Егор Никитич тоже частенько слушал, а когда узнал что и Клавдию Петровну тоже как и его из города привезли в деревню, смачно выругался, сплюнул и пошёл открывать глаза ничего не понимающей певунье. Клавдия Петровна его выслушала, напоила чаем со смородиновым вареньем собственного приготовления и ляпнула:

— Ты смотри, Никитич. Я баба свободная? Свободная. А чего мне чахнуть среди городских каменных стен, когда здесь такая красота? Воздух чистый, вода вкусная, живи – не хочу!
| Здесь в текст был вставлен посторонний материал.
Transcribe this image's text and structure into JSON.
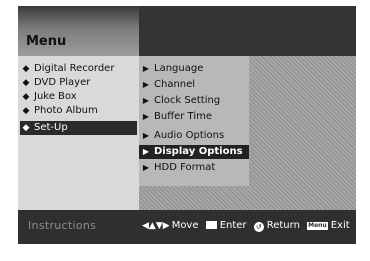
{
  "header": {
    "title": "Menu"
  },
  "left_menu": {
    "bullet_icon": "diamond-bullet-icon",
    "items": [
      {
        "label": "Digital Recorder",
        "selected": false
      },
      {
        "label": "DVD Player",
        "selected": false
      },
      {
        "label": "Juke Box",
        "selected": false
      },
      {
        "label": "Photo Album",
        "selected": false
      },
      {
        "label": "Set-Up",
        "selected": true
      }
    ]
  },
  "submenu": {
    "arrow_icon": "submenu-arrow-icon",
    "items": [
      {
        "label": "Language",
        "selected": false
      },
      {
        "label": "Channel",
        "selected": false
      },
      {
        "label": "Clock Setting",
        "selected": false
      },
      {
        "label": "Buffer Time",
        "selected": false
      },
      {
        "label": "Audio Options",
        "selected": false
      },
      {
        "label": "Display Options",
        "selected": true
      },
      {
        "label": "HDD Format",
        "selected": false
      }
    ]
  },
  "instructions": {
    "label": "Instructions",
    "move": "Move",
    "enter": "Enter",
    "return": "Return",
    "menu_key": "Menu",
    "exit": "Exit"
  },
  "colors": {
    "background": "#2e2e2e",
    "left_panel": "#d9d9d9",
    "submenu_panel": "#b8b8b8",
    "selected": "#222222",
    "selected_text": "#ffffff"
  }
}
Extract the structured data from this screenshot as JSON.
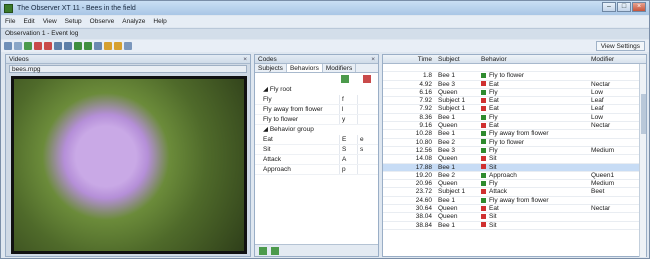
{
  "window": {
    "title": "The Observer XT 11 - Bees in the field"
  },
  "menu": [
    "File",
    "Edit",
    "View",
    "Setup",
    "Observe",
    "Analyze",
    "Help"
  ],
  "doc": {
    "tab": "Observation 1 - Event log"
  },
  "toolbar": {
    "view_settings": "View Settings"
  },
  "videos": {
    "title": "Videos",
    "file": "bees.mpg"
  },
  "codes": {
    "title": "Codes",
    "tabs": [
      "Subjects",
      "Behaviors",
      "Modifiers"
    ],
    "groups": [
      {
        "name": "Fly root",
        "items": [
          {
            "name": "Fly",
            "key": "f",
            "key2": ""
          },
          {
            "name": "Fly away from flower",
            "key": "l",
            "key2": ""
          },
          {
            "name": "Fly to flower",
            "key": "y",
            "key2": ""
          }
        ]
      },
      {
        "name": "Behavior group",
        "items": [
          {
            "name": "Eat",
            "key": "E",
            "key2": "e"
          },
          {
            "name": "Sit",
            "key": "S",
            "key2": "s"
          },
          {
            "name": "Attack",
            "key": "A",
            "key2": ""
          },
          {
            "name": "Approach",
            "key": "p",
            "key2": ""
          }
        ]
      }
    ]
  },
  "events": {
    "columns": [
      "Time",
      "Subject",
      "Behavior",
      "Modifier"
    ],
    "rows": [
      {
        "time": "",
        "subject": "",
        "behavior": "",
        "modifier": "",
        "icon": ""
      },
      {
        "time": "1.8",
        "subject": "Bee 1",
        "behavior": "Fly to flower",
        "modifier": "",
        "icon": "#2e8b2e"
      },
      {
        "time": "4.92",
        "subject": "Bee 3",
        "behavior": "Eat",
        "modifier": "Nectar",
        "icon": "#d03030"
      },
      {
        "time": "6.16",
        "subject": "Queen",
        "behavior": "Fly",
        "modifier": "Low",
        "icon": "#2e8b2e"
      },
      {
        "time": "7.92",
        "subject": "Subject 1",
        "behavior": "Eat",
        "modifier": "Leaf",
        "icon": "#d03030"
      },
      {
        "time": "7.92",
        "subject": "Subject 1",
        "behavior": "Eat",
        "modifier": "Leaf",
        "icon": "#d03030"
      },
      {
        "time": "8.36",
        "subject": "Bee 1",
        "behavior": "Fly",
        "modifier": "Low",
        "icon": "#2e8b2e"
      },
      {
        "time": "9.16",
        "subject": "Queen",
        "behavior": "Eat",
        "modifier": "Nectar",
        "icon": "#d03030"
      },
      {
        "time": "10.28",
        "subject": "Bee 1",
        "behavior": "Fly away from flower",
        "modifier": "",
        "icon": "#2e8b2e"
      },
      {
        "time": "10.80",
        "subject": "Bee 2",
        "behavior": "Fly to flower",
        "modifier": "",
        "icon": "#2e8b2e"
      },
      {
        "time": "12.56",
        "subject": "Bee 3",
        "behavior": "Fly",
        "modifier": "Medium",
        "icon": "#2e8b2e"
      },
      {
        "time": "14.08",
        "subject": "Queen",
        "behavior": "Sit",
        "modifier": "",
        "icon": "#d03030"
      },
      {
        "time": "17.88",
        "subject": "Bee 1",
        "behavior": "Sit",
        "modifier": "",
        "icon": "#d03030",
        "sel": true
      },
      {
        "time": "19.20",
        "subject": "Bee 2",
        "behavior": "Approach",
        "modifier": "Queen1",
        "icon": "#2e8b2e"
      },
      {
        "time": "20.96",
        "subject": "Queen",
        "behavior": "Fly",
        "modifier": "Medium",
        "icon": "#2e8b2e"
      },
      {
        "time": "23.72",
        "subject": "Subject 1",
        "behavior": "Attack",
        "modifier": "Beet",
        "icon": "#d03030"
      },
      {
        "time": "24.60",
        "subject": "Bee 1",
        "behavior": "Fly away from flower",
        "modifier": "",
        "icon": "#2e8b2e"
      },
      {
        "time": "30.64",
        "subject": "Queen",
        "behavior": "Eat",
        "modifier": "Nectar",
        "icon": "#d03030"
      },
      {
        "time": "38.04",
        "subject": "Queen",
        "behavior": "Sit",
        "modifier": "",
        "icon": "#d03030"
      },
      {
        "time": "38.84",
        "subject": "Bee 1",
        "behavior": "Sit",
        "modifier": "",
        "icon": "#d03030"
      }
    ]
  }
}
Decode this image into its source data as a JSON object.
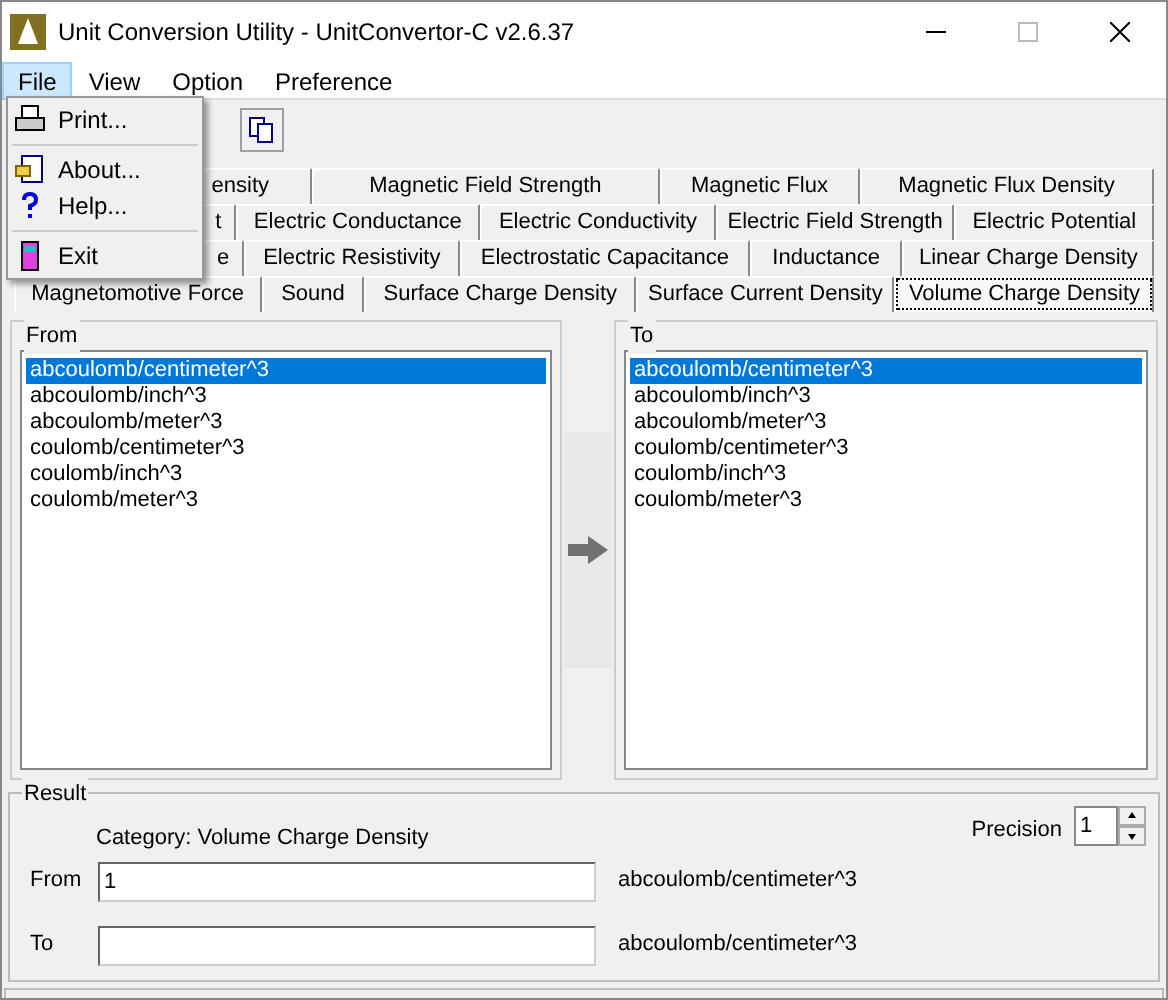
{
  "window": {
    "title": "Unit Conversion Utility - UnitConvertor-C v2.6.37"
  },
  "menu_bar": [
    {
      "label": "File",
      "selected": true
    },
    {
      "label": "View",
      "selected": false
    },
    {
      "label": "Option",
      "selected": false
    },
    {
      "label": "Preference",
      "selected": false
    }
  ],
  "file_menu": [
    {
      "kind": "print",
      "label": "Print..."
    },
    {
      "kind": "separator"
    },
    {
      "kind": "about",
      "label": "About..."
    },
    {
      "kind": "help",
      "label": "Help..."
    },
    {
      "kind": "separator"
    },
    {
      "kind": "exit",
      "label": "Exit"
    }
  ],
  "tab_rows": [
    [
      {
        "label": "ensity",
        "selected": false
      },
      {
        "label": "Magnetic Field Strength",
        "selected": false
      },
      {
        "label": "Magnetic Flux",
        "selected": false
      },
      {
        "label": "Magnetic Flux Density",
        "selected": false
      }
    ],
    [
      {
        "label": "t",
        "selected": false
      },
      {
        "label": "Electric Conductance",
        "selected": false
      },
      {
        "label": "Electric Conductivity",
        "selected": false
      },
      {
        "label": "Electric Field Strength",
        "selected": false
      },
      {
        "label": "Electric Potential",
        "selected": false
      }
    ],
    [
      {
        "label": "e",
        "selected": false
      },
      {
        "label": "Electric Resistivity",
        "selected": false
      },
      {
        "label": "Electrostatic Capacitance",
        "selected": false
      },
      {
        "label": "Inductance",
        "selected": false
      },
      {
        "label": "Linear Charge Density",
        "selected": false
      }
    ],
    [
      {
        "label": "Magnetomotive Force",
        "selected": false
      },
      {
        "label": "Sound",
        "selected": false
      },
      {
        "label": "Surface Charge Density",
        "selected": false
      },
      {
        "label": "Surface Current Density",
        "selected": false
      },
      {
        "label": "Volume Charge Density",
        "selected": true
      }
    ]
  ],
  "from": {
    "legend": "From",
    "units": [
      {
        "label": "abcoulomb/centimeter^3",
        "selected": true
      },
      {
        "label": "abcoulomb/inch^3",
        "selected": false
      },
      {
        "label": "abcoulomb/meter^3",
        "selected": false
      },
      {
        "label": "coulomb/centimeter^3",
        "selected": false
      },
      {
        "label": "coulomb/inch^3",
        "selected": false
      },
      {
        "label": "coulomb/meter^3",
        "selected": false
      }
    ]
  },
  "to": {
    "legend": "To",
    "units": [
      {
        "label": "abcoulomb/centimeter^3",
        "selected": true
      },
      {
        "label": "abcoulomb/inch^3",
        "selected": false
      },
      {
        "label": "abcoulomb/meter^3",
        "selected": false
      },
      {
        "label": "coulomb/centimeter^3",
        "selected": false
      },
      {
        "label": "coulomb/inch^3",
        "selected": false
      },
      {
        "label": "coulomb/meter^3",
        "selected": false
      }
    ]
  },
  "result": {
    "legend": "Result",
    "category": "Category: Volume Charge Density",
    "precision_label": "Precision",
    "precision": "1",
    "from_label": "From",
    "from_value": "1",
    "from_unit": "abcoulomb/centimeter^3",
    "to_label": "To",
    "to_unit": "abcoulomb/centimeter^3"
  }
}
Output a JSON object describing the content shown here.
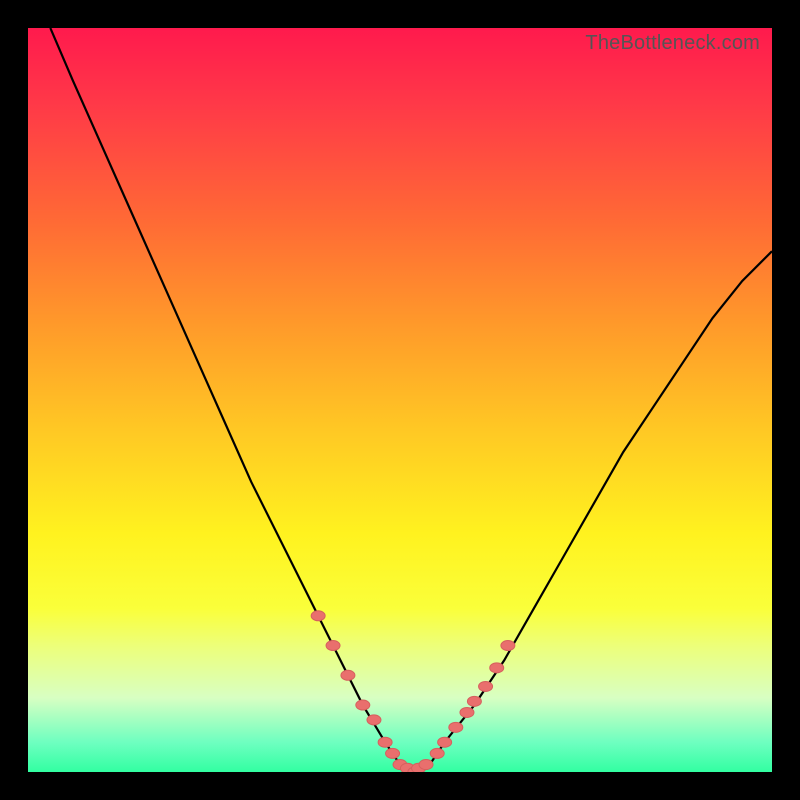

Мужики крепкие, хватай любого и под венец веди! А там…тюфяки одни остались.

Егор Никитич расправил плечи, пригладил седые волосы, откашлялся и молча вышел, однако вечером пришёл снова и букетик полевых цветов приволок. Откашлялся и путаясь в словах, пригласил Клавдию Петровну на прогулку. Та улыбнулась, накинула на плечи ажурную шаль и вышла за калитку. Вот так они и подружились. Егор Никитич рассказывал ей о предательстве близких, и что сейчас верить никому нельзя, а та объясняла ему, что они сейчас в таком возрасте, что это даже хорошо, что они их оставили в покое, теперь они в кое-то веки смогут пожить для себя. Вскоре осень наступила, внучка Клавдии Петровны к родителям укатила, а они переглянулись и пошли в сельсовет расписываться. Затем свои дома продали и никому ничего не сказав, уехали.

Купили дом в родной деревушке Егора Никитича, разбили сад, заплатили деньги, чтобы им выкопали пруд и запустили туда рыбёшек. Теперь ходят вместе в лес по грибы, да по ягоды, всё лето делают запасы, словно трудолюбивые муравьишки, а зимой сидят у печи и чаёвничают, рассказывая друг другу различные истории из своей жизни.

Естественно дети Клавдии Петровны, узнав о случившемся, долго чесали в затылках, вот так мама, выскочила замуж и сбежала, словно восемнадцатилетняя, однако выбор её приняли. Только вот Николай почему-то не может понять, от чего это отец не хочет пустить его пожить к себе, ведь ему сейчас так нужна его поддержка: жена выгнала и подала на развод, а любовница тоже дала отворот поворот. И да, по своей глупости квартиру он оформил на жену и теперь единственное на что он мог рассчитывать, это на дом отца, а тот его даже на порог не пустил. У его единственного сына проблемы, а он – извини меня сынок, у меня новая жизнь началась, ты как-нибудь сам, а я, если что пенсию получу, деньжат тебе подкину.

Кажется, Николай всё понял и с тех пор отца больше не беспокоил, а у Егора Никитича и правда новая жизнь началась. Клавдия Петровна ему романсы поёт и стихи рассказывает, а он её учит деревенской стряпне, недавно вот печку ей новую отстроил – хочешь хлеб пеки, хочешь щи готовь. И жизнь заиграла яркими красками, и кажется, что действительно всё, что ни делается всё к лучшему, и что новую жизнь начинать никогда не поздно. Был бы порох в пороховницах, а остальное дело наживное.